わたしが普通じゃないだけで、わたしの異常にマヤが合わせる必要はない。

 

「結衣がわたしを役立たずと言って嫌いにならない限り、わたしは結衣と離れたくないわ。これからも友達でいたい」

 

――友達、か。

 

「あの男の目に、シャーペンを突き付けて笑っていたわたしが、本当のわたしかもしれないよ?」

「そうしてでもあの場を打開しようと必死になっていたのが、本当の結衣なんでしょ?」

 

ああ言えばこう言うの典型だな。

 

「大丈夫よ、わたしは。伊達に返り血男の幼馴染を何年もしていないわ」

 

それは三國翔吾のことか。

 

「だからね。結衣が皇龍に入るかもしれないって聞いたとき、すごく嬉しかったわ。一緒にいられる時間が増えるんだもの」

 

マヤは嘘を言っていない。心から嬉しそうに笑っている。

 

「わたしも、これからもマヤと一緒にいたい」

 

自然に漏れた言葉は、本心だ。

それを聞いたマヤは、さらに顔をほころばせた。

 

 

授業が全て終了して、クラスメイトが散り散りに動く。

マヤは以前と同じようにわたしとあいさつを交わし、帰って行った。

わたしは1年1組が終わるのを廊下で待った。

5分ほどして、廊下の奥の1組と2組が時間を置かず解散となり、階段へ行く生徒の波が押し寄せてきた。

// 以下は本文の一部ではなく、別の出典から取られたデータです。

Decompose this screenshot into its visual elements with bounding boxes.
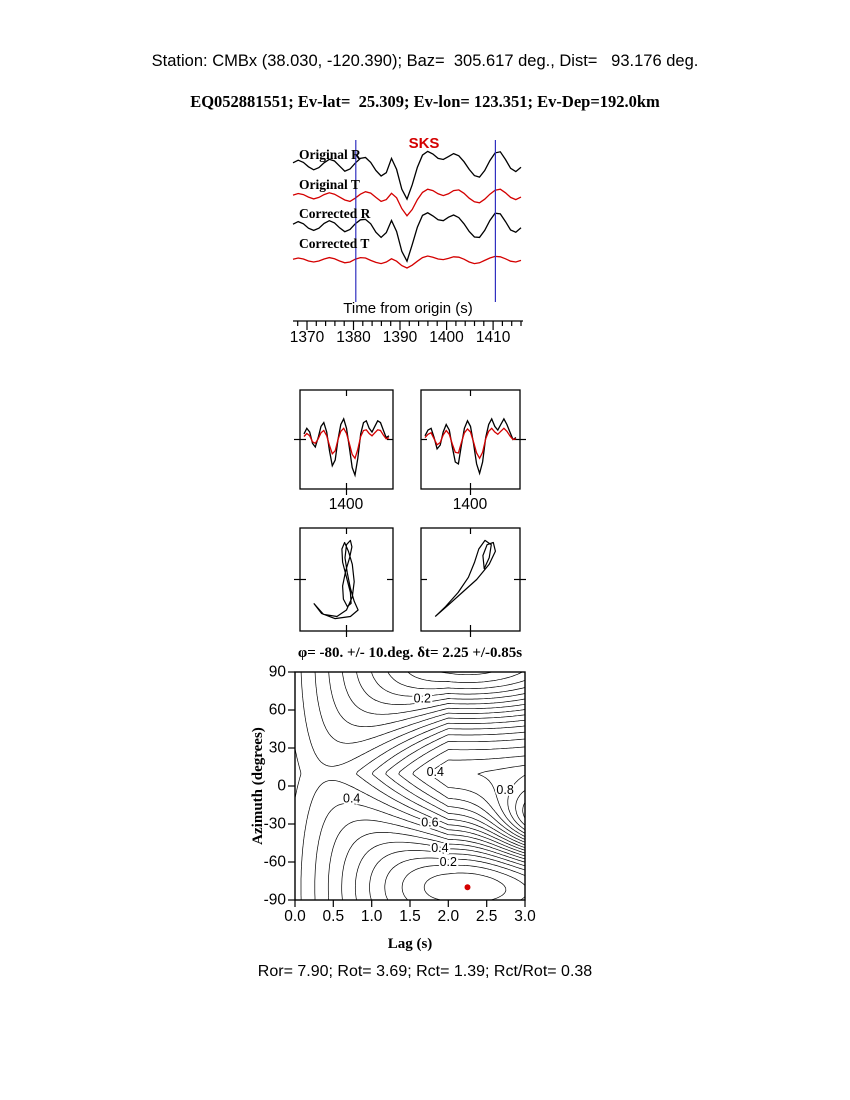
- contour-title: φ= -80. +/- 10.deg. δt= 2.25 +/-0.85s: [297, 645, 523, 661]
- contour-value-label: 0.8: [496, 783, 513, 797]
- particle-motion-path: [313, 539, 359, 620]
- contour-line: [300, 672, 525, 900]
- contour-line: [507, 774, 525, 830]
- compare-panel-right: [420, 389, 521, 490]
- contour-line: [369, 672, 525, 900]
- contour-value-label: 0.6: [421, 816, 438, 830]
- contour-value-label: 0.2: [440, 855, 457, 869]
- lag-tick-label: 1.5: [399, 908, 421, 925]
- contour-line: [412, 746, 525, 840]
- best-solution-marker: [464, 884, 471, 891]
- compare-trace-red: [303, 427, 390, 460]
- contour-line: [314, 672, 525, 900]
- station-title: Station: CMBx (38.030, -120.390); Baz= 3…: [151, 52, 699, 70]
- contour-line: [384, 672, 525, 900]
- trace-label-corrected-t: Corrected T: [299, 236, 370, 251]
- lag-tick-label: 2.0: [437, 908, 460, 925]
- lag-axis-label: Lag (s): [387, 936, 433, 952]
- contour-line: [327, 672, 525, 900]
- contour-line: [385, 731, 525, 846]
- contour-line: [398, 738, 525, 843]
- trace-original-r: [292, 150, 522, 201]
- compare-trace-red: [424, 427, 517, 460]
- azimuth-tick-label: 90: [268, 663, 286, 681]
- lag-tick-label: 0.5: [322, 908, 345, 925]
- azimuth-tick-label: -90: [263, 891, 286, 909]
- contour-line: [423, 672, 507, 900]
- particle-motion-path: [434, 539, 496, 617]
- azimuth-tick-label: 60: [268, 701, 286, 719]
- contour-line: [371, 725, 525, 848]
- trace-corrected-r: [292, 212, 522, 263]
- lag-tick-label: 1.0: [360, 908, 383, 925]
- event-title: EQ052881551; Ev-lat= 25.309; Ev-lon= 123…: [190, 92, 660, 111]
- time-axis-tick-label: 1400: [429, 329, 464, 346]
- lag-tick-label: 3.0: [514, 908, 536, 925]
- azimuth-tick-label: -30: [263, 815, 286, 833]
- compare-panel-left: [299, 389, 394, 490]
- contour-value-label: 0.4: [343, 792, 360, 806]
- compare-trace-black: [424, 417, 517, 476]
- time-axis-tick-label: 1380: [336, 329, 371, 346]
- trace-corrected-t: [292, 255, 522, 269]
- contour-lines-group: 0.20.40.40.80.60.40.2: [295, 672, 525, 900]
- phase-label: SKS: [408, 135, 440, 152]
- contour-value-label: 0.4: [427, 765, 444, 779]
- trace-label-original-r: Original R: [299, 147, 361, 162]
- time-axis-tick-label: 1370: [289, 329, 325, 346]
- trace-original-t: [292, 188, 522, 217]
- time-axis-tick-label: 1390: [382, 329, 418, 346]
- time-axis-label: Time from origin (s): [343, 300, 473, 317]
- contour-line: [477, 764, 525, 834]
- lag-tick-label: 0.0: [284, 908, 306, 925]
- time-axis-tick-label: 1410: [475, 329, 511, 346]
- lag-tick-label: 2.5: [475, 908, 498, 925]
- trace-label-original-t: Original T: [299, 177, 360, 192]
- result-summary: Ror= 7.90; Rot= 3.69; Rct= 1.39; Rct/Rot…: [257, 963, 593, 980]
- azimuth-tick-label: 0: [277, 777, 286, 795]
- contour-value-label: 0.2: [414, 692, 431, 706]
- contour-line: [429, 755, 525, 837]
- trace-label-corrected-r: Corrected R: [299, 206, 371, 221]
- contour-line: [515, 789, 525, 826]
- compare-trace-black: [303, 417, 390, 478]
- contour-line: [341, 672, 525, 900]
- contour-line: [354, 672, 525, 900]
- contour-value-label: 0.4: [431, 841, 448, 855]
- azimuth-tick-label: -60: [263, 853, 286, 871]
- contour-line: [295, 719, 525, 851]
- compare-right-tick-label: 1400: [452, 496, 488, 513]
- azimuth-tick-label: 30: [268, 739, 286, 757]
- compare-left-tick-label: 1400: [328, 496, 364, 513]
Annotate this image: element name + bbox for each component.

教室に避難して人混みをやり過ごし、タイミングをずらすようにやって来た目的の人物――凍牙に声をかけた。

 

「お願いがある」

「なんだ」

「ものすごく腹立たしくて、頭が痛くなるぐらいにいらいらして、うなだれたくなるような情報を教えるから、日暮先輩と繋いで欲しい」

「その情報は俺と関わりがあるのか?」

 

ものすごく。むしろ当事者です。

いぶかしがりながらも凍牙は櫻庭先輩を通して、日暮先輩への伝言を渡してくれた。

 

 

次にあの店名不明の喫茶店にのりこむ時は、凍牙も一緒だ。